O amor pela aguardente e a revolta da cachaça
O amor pela aguardente e a revolta da cachaça
Assim que o chamaram de cachaceiro, Jeca mostrou a erudição que parecia esquecida desde a época em que exercia a profissão de professor de história. Pois é, o alcoolismo dominou o personagem, já vai lá uma década e meia pelo menos. Antes, se mostrou sujeito sabido, autor de livro bacana, todos o admiravam. Porém, não se sabe ao certo quando foi que ele se entregou ao vício da aguardente e ficou de vez desempregado, coitado.
Naquele dia, em um dos bares da cidade, Jeca respondeu à altura àquele impertinente engraçadinho debochado que o chamou de pudim de aguardente.
— Se sou cachaceiro, está ótimo, sou um resistente. Você sabia, garoto, que a revolta da cachaça se revelou um marco de São Gonçalo na história colonial do Brasil? Pois é, e eu é que sou coitado, na sua opinião. Pobre de você, desinformado. Mas lhe conto, não nasci para guardar rancor. Senta aí, quer um refrigerante?
Confesso que muito me admira a forma como o nosso personagem ex-professor encarou a ofensa. Principalmente, porque partiu da atitude de um rapaz tão novo e debochado. No entanto, necessário admitir que o senhor Jeca deu uma aula de história fluminense ali no balcão do bar.

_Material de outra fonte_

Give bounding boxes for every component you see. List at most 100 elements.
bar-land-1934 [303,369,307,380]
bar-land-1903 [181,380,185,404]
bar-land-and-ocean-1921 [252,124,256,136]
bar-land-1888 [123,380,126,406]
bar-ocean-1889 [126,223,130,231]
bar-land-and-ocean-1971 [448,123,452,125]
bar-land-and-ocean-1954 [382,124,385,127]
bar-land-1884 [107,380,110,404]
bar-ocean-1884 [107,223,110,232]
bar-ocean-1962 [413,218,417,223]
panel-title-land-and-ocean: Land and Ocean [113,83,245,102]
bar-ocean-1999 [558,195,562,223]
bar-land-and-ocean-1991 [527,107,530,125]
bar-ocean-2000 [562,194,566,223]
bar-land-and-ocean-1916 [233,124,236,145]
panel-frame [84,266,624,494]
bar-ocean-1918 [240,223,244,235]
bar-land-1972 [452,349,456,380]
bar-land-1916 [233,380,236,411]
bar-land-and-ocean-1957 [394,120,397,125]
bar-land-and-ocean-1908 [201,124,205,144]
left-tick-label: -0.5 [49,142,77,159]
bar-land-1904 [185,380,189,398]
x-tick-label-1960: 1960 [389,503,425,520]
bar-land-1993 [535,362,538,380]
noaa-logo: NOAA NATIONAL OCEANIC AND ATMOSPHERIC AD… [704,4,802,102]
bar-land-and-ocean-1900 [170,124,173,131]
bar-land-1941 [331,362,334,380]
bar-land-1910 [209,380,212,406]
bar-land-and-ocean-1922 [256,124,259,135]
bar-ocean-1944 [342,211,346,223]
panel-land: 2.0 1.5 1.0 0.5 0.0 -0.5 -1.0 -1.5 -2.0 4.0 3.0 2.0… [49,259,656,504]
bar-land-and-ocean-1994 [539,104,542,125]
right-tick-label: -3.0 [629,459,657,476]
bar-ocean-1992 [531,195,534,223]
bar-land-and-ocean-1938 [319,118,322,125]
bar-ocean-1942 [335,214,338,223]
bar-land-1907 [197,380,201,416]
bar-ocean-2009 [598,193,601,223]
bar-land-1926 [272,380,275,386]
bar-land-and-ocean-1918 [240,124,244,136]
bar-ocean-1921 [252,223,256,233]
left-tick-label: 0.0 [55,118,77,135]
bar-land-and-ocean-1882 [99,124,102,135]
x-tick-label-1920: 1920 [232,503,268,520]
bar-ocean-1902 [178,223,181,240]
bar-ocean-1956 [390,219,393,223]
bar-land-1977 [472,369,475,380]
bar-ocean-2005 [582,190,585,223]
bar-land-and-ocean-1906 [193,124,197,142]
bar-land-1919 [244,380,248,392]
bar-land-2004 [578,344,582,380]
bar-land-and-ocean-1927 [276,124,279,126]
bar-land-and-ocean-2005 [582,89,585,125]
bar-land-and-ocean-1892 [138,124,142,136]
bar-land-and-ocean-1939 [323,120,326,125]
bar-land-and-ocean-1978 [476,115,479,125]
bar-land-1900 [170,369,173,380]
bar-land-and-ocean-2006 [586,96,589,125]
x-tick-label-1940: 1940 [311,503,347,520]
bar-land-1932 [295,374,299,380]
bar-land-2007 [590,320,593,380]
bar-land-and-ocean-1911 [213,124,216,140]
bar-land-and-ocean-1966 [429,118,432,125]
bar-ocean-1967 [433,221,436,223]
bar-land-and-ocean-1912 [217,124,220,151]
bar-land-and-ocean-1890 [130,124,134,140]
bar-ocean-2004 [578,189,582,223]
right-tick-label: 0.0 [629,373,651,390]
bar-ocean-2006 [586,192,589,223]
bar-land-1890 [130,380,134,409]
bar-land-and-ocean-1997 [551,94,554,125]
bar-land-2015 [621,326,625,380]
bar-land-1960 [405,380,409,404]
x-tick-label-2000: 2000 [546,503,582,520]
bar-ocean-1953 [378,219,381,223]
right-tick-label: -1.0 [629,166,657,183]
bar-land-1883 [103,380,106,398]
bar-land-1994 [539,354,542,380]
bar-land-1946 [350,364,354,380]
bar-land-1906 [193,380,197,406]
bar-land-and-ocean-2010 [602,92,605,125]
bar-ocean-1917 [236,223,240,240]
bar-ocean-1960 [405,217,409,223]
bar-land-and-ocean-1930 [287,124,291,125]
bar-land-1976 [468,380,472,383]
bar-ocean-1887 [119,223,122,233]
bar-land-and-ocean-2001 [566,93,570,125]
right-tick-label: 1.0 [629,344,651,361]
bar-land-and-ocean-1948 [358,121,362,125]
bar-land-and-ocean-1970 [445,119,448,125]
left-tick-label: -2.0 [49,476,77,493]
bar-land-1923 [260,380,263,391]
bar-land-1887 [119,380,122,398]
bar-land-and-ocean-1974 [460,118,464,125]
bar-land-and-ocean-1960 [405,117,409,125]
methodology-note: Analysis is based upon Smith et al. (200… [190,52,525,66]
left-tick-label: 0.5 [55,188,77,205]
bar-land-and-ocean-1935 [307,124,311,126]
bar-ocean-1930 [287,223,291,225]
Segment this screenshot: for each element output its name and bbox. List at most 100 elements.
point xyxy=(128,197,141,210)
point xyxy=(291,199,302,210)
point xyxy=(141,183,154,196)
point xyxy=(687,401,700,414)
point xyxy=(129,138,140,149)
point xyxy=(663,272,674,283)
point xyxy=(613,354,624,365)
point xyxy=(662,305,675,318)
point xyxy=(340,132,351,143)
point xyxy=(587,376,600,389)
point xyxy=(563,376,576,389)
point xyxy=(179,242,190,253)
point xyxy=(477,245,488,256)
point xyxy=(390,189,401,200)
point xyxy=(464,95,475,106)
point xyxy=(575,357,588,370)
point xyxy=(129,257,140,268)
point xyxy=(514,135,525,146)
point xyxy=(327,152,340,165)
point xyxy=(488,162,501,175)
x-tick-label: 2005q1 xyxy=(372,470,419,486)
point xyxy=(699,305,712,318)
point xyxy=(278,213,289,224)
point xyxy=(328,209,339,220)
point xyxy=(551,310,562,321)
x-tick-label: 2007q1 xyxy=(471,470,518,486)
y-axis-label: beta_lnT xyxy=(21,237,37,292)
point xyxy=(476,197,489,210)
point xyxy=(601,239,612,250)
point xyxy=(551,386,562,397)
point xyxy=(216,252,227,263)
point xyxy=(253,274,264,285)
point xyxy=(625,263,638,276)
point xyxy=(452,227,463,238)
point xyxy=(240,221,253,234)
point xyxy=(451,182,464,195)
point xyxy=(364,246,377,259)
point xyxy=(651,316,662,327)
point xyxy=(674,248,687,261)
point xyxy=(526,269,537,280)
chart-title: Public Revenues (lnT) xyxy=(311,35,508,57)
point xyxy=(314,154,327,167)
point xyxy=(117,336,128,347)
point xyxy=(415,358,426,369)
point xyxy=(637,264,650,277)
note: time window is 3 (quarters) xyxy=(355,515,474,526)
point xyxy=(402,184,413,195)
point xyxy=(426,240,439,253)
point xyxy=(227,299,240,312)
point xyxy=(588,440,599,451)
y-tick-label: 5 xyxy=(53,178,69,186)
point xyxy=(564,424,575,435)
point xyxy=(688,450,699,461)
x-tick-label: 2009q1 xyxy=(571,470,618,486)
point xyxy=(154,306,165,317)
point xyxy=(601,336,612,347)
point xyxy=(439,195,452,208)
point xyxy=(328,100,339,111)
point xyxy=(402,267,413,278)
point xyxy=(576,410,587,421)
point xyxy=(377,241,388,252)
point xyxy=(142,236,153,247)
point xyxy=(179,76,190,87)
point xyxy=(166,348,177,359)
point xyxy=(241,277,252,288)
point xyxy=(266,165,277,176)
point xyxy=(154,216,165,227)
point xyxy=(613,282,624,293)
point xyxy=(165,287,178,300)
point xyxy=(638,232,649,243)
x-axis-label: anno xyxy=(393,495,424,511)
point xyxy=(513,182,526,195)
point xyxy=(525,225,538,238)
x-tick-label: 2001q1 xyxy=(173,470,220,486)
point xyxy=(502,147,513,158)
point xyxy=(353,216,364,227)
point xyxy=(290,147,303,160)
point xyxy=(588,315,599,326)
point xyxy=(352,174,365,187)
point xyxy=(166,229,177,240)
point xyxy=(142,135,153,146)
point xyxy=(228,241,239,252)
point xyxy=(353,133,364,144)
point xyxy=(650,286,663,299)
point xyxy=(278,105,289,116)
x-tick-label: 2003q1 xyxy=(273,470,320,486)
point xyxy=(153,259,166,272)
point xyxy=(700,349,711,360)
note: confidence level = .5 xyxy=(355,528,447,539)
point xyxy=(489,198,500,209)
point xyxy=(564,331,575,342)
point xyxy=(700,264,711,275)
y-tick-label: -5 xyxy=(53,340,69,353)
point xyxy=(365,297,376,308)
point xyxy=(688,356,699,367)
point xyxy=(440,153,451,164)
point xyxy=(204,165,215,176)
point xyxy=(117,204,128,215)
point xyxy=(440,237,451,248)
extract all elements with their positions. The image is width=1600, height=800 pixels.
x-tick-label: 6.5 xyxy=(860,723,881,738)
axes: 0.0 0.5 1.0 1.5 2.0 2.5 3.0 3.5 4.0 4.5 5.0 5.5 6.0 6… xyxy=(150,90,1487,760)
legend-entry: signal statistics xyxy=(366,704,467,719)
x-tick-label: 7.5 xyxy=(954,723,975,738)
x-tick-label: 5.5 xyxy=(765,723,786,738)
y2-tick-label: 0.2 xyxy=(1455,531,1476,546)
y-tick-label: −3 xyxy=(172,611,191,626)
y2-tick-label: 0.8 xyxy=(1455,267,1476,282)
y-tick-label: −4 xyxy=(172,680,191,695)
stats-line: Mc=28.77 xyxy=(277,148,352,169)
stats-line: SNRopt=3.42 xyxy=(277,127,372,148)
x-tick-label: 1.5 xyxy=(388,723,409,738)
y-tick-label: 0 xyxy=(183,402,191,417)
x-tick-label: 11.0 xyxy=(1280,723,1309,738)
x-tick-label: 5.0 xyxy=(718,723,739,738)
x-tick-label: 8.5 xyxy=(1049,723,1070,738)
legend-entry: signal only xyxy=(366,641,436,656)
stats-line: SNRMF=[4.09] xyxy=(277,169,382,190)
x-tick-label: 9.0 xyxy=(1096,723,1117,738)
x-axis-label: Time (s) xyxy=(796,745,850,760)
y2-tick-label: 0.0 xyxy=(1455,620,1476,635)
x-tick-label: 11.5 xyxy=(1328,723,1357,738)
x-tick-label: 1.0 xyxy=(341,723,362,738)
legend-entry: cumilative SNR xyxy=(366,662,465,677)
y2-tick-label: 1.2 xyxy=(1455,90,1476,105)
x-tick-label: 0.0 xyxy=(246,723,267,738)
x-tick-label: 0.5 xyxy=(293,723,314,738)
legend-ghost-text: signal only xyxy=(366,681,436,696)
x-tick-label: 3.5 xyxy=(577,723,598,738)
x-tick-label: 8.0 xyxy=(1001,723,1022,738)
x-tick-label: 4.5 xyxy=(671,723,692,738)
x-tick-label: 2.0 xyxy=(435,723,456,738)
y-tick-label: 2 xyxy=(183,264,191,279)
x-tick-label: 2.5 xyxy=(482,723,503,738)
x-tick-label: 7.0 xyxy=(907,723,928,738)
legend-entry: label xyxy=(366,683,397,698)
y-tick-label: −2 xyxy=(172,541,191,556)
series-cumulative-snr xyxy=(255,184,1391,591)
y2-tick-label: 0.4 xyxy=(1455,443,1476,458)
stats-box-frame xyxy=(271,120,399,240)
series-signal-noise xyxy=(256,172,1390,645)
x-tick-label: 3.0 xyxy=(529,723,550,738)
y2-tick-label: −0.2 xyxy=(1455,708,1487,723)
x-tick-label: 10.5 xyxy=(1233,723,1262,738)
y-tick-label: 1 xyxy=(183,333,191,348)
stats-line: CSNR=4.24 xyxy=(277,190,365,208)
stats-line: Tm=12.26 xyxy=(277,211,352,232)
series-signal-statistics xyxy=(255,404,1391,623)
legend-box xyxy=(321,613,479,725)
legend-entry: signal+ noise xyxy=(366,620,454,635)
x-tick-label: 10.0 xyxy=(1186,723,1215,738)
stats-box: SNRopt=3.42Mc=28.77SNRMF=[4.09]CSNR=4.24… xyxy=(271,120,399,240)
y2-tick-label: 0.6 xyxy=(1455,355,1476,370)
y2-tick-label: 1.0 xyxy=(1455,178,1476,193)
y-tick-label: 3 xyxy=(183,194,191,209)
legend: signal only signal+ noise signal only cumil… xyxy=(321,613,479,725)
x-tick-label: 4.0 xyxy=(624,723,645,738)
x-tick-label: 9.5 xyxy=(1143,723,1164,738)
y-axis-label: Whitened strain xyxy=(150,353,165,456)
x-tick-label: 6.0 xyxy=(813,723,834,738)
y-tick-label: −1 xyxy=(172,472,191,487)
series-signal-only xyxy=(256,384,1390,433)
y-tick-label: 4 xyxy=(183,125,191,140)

— Rapaz, importante ressaltar que os cachaceiros passaram a ser chamados de alambiqueiros, por causa do sentido pejorativo que o primeiro apelido oferecia. Os patrões proprietários dos alambiques eram aqueles que tomaram a cidade do Rio de Janeiro, porque tiveram os impostos de exportação absurdamente aumentados no comércio dos seus produtos para a Europa. Isso ocorreu no início de 1660, quando Salvador Correia de Sá e Benevides assumiu o cargo de capitão-general da Repartição Sul do Brasil.
Bem, em meio à palestra improvisada, um ou outro vizinho apareceu no bar. Troca rápida de palavras, um torresmo esponjoso em oferecimento educado, e a fala do Jeca continuou:
— Aí, garoto, os tais cachaceiros guerreiros de São Gonçalo (os donos de alambiques) relutaram, ou melhor, se revoltaram contra a taxação absurda e desleal. Certo fazendeiro de nome Jerônimo Barbalho, um dos mais importantes produtores de cana-de-açúcar da região, logo assumiu para si a incumbência de conduzir o povo alambiqueiro enfurecido. Certa madrugada de final de ano, uma enorme "patota" de revoltosos chegou ao Rio muitíssimo aporrinhada. Verdade, bem em frente da Câmara o líder Barbalho anunciou o ultimato, exigindo que as taxas de exportação fossem abolidas e o dinheiro pago fosse prontamente devolvido aos produtores de cachaça.
Mais uma pausa. No meio da conversa, Jeca foi ao mictório, mas voltou rápido. Pediu uma água tônica e tomou.
— Retomemos o assunto. Depois de muito "disse que me disse" e estratégias políticas, Jerônimo Barbalho se aproveitou que o governador Salvador Correia de Sá viajou a São Paulo, quando ficou o interino, e se tornou o governador da ocasião. Sendo assim, claro que por causa de tantas inimizades não durou muito no cargo. Resultado? Morreu. Sim, Barbalho fora julgado e decapitado por ordem do próprio Salvador de Sá que retornou ao governo. Os demais cachaceiros revoltosos foram perdoados. E todos viveram felizes para sempre, vendendo as suas respectivas cachacinhas. Tá bom pra você de explicação?
— Está sim, senhor, obrigado, muito agradecido.
E assim terminou esse caso de bullying às avessas. De cachaceiro a professor novamente, o velho morador do Pita se sentiu útil. Mas o fígado teimou em reclamar, e o Jeca vomitou.